I think this very nicely articulates the tone for the ADMIRAL project as we set out to curate our research partners' data.
As I write this, we've just had a follow-up meeting with one of our research group partners, CH. It is very interesting to note that what we're aiming to offer initially duplicates a facility the research group have already provisioned for themselves (shared filestore), but with just enough additional capability to be useful (automatic daily backup), so in this sense we really are adding small capabilities to researchers' existing pratices. Capturing elements from this, and moving them to Databank should prove to be another small addition.
Other related links include:

It will be interesting to see how well we can deploy the "curation by addition".

Friday, 5 February 2010

ADMIRAL public code repository established

We have finally created a public code repository for the ADMIRAL project. It is at http://code.google.com/p/admiral-jiscmrd/.

We had put off establishing a code repository for ADMIRAL until we had a clearer view of the requirements:

  • Should it be public, or private?  If we are using the repository for user-related information, then a public repository is not appropriate.  In any case, changes to Shuffl performed as part of the ADMIRAL project will be maintained within the Shuffl project (http://code.google.com/p/shuffl/).
  • What kind of version management is required? We had in mind to use Mercurial, for reasons mentioned elsewhere (http://imageweb.zoo.ox.ac.uk/wiki/index.php/Mercurial_repository_publication), but did not want to commit in case any specific reasons to use a different versioning system were discovered.

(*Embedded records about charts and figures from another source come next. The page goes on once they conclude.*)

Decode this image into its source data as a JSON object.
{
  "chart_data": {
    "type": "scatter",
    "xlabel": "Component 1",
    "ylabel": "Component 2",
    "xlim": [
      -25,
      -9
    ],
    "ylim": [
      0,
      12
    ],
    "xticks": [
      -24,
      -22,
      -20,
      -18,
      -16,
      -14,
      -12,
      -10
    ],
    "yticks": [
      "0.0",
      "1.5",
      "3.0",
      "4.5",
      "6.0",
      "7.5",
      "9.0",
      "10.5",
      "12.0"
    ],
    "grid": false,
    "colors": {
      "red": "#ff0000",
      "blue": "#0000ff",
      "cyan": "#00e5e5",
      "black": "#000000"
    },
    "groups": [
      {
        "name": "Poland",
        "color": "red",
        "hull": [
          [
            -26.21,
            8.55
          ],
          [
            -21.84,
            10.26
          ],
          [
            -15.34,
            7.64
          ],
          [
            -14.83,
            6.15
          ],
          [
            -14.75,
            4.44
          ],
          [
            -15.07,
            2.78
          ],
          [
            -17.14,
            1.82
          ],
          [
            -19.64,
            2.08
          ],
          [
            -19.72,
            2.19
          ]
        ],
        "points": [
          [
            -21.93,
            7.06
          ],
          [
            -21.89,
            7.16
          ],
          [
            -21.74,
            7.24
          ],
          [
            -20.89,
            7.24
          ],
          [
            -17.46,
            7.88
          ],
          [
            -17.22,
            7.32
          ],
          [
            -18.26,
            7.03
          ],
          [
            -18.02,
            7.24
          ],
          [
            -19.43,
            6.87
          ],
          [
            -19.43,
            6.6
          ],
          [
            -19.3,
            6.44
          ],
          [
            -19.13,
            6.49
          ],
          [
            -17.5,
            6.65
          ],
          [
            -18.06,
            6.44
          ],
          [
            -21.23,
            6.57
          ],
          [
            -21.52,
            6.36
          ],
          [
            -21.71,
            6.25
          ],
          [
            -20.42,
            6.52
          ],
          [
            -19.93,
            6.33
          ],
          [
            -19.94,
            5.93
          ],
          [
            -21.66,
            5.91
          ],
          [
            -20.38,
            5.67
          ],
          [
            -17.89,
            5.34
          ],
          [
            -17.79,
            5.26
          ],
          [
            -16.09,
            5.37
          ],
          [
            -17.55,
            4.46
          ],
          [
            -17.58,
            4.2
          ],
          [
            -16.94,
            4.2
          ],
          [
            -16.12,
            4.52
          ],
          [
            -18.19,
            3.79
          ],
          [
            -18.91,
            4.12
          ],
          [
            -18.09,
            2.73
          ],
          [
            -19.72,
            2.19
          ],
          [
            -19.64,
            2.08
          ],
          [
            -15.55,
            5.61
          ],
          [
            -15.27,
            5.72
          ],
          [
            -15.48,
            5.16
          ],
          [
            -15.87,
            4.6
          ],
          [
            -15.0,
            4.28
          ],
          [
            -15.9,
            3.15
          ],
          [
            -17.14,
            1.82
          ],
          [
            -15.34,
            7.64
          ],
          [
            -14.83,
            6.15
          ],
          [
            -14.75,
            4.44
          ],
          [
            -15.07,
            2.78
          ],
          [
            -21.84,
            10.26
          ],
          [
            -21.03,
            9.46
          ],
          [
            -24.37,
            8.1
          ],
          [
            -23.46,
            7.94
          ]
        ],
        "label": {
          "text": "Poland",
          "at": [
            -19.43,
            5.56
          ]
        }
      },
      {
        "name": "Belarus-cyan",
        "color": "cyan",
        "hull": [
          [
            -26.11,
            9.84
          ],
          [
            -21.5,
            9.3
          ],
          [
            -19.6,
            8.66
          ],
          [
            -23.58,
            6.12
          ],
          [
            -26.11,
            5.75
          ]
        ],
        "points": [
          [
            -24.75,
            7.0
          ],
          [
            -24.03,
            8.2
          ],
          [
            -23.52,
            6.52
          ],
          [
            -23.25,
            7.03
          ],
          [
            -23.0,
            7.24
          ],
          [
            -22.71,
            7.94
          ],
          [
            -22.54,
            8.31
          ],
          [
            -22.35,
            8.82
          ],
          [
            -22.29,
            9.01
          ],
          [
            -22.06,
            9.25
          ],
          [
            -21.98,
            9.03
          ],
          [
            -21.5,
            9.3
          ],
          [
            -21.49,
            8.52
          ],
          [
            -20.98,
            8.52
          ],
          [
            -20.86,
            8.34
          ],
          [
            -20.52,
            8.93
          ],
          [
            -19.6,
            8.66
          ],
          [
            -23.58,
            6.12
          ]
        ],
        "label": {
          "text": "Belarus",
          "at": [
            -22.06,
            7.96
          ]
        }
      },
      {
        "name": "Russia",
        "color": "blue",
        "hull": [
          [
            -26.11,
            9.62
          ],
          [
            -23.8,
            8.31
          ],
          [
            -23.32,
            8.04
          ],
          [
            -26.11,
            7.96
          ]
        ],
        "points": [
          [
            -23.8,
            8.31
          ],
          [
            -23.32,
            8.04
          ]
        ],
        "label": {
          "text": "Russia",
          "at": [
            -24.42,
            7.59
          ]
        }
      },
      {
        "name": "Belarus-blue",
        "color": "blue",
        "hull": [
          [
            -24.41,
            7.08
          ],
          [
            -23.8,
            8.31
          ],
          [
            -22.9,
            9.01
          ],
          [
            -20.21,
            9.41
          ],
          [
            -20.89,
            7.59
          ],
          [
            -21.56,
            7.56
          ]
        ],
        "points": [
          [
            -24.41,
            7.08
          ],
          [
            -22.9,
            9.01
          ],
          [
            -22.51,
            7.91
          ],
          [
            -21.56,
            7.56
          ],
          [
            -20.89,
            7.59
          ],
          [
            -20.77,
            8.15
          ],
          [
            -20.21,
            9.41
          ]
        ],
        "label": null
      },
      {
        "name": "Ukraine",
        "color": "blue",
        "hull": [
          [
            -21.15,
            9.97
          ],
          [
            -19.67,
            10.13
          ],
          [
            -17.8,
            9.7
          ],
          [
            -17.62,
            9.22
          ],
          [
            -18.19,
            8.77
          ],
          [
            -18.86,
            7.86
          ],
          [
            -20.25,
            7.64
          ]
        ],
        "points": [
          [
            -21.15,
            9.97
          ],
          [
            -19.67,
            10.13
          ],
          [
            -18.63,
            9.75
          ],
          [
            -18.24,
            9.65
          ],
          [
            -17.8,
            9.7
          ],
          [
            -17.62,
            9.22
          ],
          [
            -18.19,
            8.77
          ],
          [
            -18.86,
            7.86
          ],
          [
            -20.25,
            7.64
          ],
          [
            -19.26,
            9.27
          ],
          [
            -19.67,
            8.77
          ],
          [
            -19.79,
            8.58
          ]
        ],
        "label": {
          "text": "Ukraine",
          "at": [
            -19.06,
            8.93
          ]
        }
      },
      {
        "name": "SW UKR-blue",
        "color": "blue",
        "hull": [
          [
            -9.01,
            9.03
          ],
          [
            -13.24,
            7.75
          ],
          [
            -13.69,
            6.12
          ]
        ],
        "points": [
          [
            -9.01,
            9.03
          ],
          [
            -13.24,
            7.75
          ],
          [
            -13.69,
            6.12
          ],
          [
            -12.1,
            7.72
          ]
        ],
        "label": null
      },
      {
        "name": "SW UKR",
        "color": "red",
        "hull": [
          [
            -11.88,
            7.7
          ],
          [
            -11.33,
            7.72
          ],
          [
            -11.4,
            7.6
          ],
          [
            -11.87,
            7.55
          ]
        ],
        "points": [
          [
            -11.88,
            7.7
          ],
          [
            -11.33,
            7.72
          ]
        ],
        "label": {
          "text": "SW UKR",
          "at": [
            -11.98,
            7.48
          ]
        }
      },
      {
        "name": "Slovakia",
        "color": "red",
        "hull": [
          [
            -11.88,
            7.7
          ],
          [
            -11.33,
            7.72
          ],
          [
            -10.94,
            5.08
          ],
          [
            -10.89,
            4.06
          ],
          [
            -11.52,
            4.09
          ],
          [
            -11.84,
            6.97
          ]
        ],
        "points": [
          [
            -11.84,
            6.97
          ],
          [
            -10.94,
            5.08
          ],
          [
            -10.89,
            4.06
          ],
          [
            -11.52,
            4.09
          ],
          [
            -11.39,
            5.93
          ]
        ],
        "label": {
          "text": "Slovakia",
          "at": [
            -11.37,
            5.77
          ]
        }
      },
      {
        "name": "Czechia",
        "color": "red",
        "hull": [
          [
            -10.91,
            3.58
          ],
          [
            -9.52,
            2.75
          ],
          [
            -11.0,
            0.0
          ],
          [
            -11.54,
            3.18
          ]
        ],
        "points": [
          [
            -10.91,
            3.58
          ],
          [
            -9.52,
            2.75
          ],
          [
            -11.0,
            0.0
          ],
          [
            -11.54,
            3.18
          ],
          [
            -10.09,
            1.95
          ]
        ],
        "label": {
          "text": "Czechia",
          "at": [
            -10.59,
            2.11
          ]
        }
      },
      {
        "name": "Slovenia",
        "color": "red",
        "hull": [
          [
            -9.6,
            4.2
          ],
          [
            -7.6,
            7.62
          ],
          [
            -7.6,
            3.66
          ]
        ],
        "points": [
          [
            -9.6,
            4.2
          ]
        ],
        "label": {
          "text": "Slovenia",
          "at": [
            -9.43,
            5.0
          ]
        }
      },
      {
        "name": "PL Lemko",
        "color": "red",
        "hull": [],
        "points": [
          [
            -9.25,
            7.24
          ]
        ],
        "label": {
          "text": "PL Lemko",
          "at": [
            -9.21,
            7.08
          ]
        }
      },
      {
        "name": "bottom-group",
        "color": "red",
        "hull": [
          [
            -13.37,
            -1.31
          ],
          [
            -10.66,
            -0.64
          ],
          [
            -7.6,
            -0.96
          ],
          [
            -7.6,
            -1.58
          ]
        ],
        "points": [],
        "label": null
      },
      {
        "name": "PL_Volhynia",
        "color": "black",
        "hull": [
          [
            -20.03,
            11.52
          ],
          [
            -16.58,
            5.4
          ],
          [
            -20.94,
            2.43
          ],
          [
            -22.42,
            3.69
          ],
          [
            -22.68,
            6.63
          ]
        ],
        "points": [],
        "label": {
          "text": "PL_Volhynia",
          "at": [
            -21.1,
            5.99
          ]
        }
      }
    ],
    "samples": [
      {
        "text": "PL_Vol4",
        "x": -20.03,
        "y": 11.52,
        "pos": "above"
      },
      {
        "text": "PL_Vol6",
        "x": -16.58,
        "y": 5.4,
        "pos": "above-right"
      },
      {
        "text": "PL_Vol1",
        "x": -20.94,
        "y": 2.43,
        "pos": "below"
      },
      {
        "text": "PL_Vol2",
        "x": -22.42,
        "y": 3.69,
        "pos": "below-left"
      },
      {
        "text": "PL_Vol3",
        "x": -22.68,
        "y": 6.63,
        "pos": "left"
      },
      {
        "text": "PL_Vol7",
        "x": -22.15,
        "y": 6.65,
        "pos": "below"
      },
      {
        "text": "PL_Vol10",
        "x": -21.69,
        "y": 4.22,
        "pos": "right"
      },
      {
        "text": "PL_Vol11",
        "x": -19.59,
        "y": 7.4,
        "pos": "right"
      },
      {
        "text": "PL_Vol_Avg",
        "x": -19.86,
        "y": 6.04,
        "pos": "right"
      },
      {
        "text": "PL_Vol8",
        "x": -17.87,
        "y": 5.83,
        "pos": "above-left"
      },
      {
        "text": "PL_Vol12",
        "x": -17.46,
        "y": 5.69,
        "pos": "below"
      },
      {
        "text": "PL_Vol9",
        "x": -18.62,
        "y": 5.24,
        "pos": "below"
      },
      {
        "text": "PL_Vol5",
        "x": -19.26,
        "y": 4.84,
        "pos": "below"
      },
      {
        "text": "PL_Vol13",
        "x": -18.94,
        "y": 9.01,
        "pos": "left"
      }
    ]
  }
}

Over the past couple of weeks, we have been investing some effort into configuring Samba, Apache and WebDAV to work with Kerberos authentication (http://imageweb.zoo.ox.ac.uk/wiki/index.php/Zakynthos_Configuration).  It seems that what we are doing with Kerberos is (a) pushing at the boundaries of what is commonly deployed and documented, and (b) something that a number of people have asked about doing, so we felt it was time to put some of the things we are learning into public view.

We've chosen a Google Code project ("admiral-jiscmrd", as "admiral" was already taken) and have decided to go with the original plan of using Mercurial version management.

The initial content of the public code repository is a set of scripts and configuration files we are developing to automate the assembly of a virtual machine image for file sharing and web access with access control linked to a Kerberos SSO authentication infrastructure (in our case, Oxford University's).